Berdasarkan data Kantor Pelayanan Perbendaharaan Negara (KPPN) Bojonegoro, dari total alokasi dana desa sebesar Rp397 miliar tahun ini, dana yang telah tersalurkan baru sebesar Rp5,1 miliar.
“Anggaran itu sama dengan terealisasi 1,29 persen,” kata Kepala KPPN Bojonegoro, Teguh Ratno Sukarno, dalam keterangan tertulis yang disampaikan.
Lambatnya penyaluran dana desa disebut dipengaruhi proses administrasi yang masih berlangsung di tingkat pemerintah daerah dan desa.
Saat ini, proses pencairan masih berada pada tahap verifikasi dokumen serta penginputan data ke dalam sistem OMSPAN (Online Monitoring Sistem Perbendaharaan dan Anggaran Negara).

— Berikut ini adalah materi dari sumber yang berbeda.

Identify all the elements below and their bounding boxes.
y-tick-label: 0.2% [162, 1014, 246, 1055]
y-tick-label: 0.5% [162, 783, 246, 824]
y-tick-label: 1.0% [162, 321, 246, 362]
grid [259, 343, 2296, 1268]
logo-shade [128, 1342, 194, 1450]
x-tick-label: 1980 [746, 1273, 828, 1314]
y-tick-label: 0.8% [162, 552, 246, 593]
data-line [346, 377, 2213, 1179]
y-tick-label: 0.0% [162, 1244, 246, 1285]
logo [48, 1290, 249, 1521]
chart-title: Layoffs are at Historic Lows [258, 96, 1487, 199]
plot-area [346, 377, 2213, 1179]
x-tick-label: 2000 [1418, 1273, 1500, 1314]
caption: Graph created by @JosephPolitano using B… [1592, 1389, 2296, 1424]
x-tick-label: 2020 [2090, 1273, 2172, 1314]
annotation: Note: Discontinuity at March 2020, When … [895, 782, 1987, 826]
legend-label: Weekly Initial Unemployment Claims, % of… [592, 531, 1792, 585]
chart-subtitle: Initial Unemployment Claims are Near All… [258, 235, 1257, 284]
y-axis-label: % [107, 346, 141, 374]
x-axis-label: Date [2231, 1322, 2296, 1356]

Kepala Dinas Pemberdayaan Masyarakat dan Desa (PMD) Kabupaten Bojonegoro, Joko Lukito, mengatakan banyak pengajuan dari desa yang masih mengalami kesalahan administrasi sehingga memperlambat proses pencairan.
“Dari pengajuan banyak yang salah, jadi prosesnya lama,” kata Joko Lukito.
Ia menambahkan, pihaknya telah meminta petugas segera memproses pengajuan pencairan ke Badan Pengelola Keuangan dan Aset Daerah (BPKAD) Kabupaten Bojonegoro apabila dokumen dari desa telah dinyatakan lengkap dan benar.
Sementara itu, berkas pengajuan yang masih ditemukan kesalahan langsung dikembalikan kepada pemerintah desa untuk diperbaiki sebelum diajukan kembali.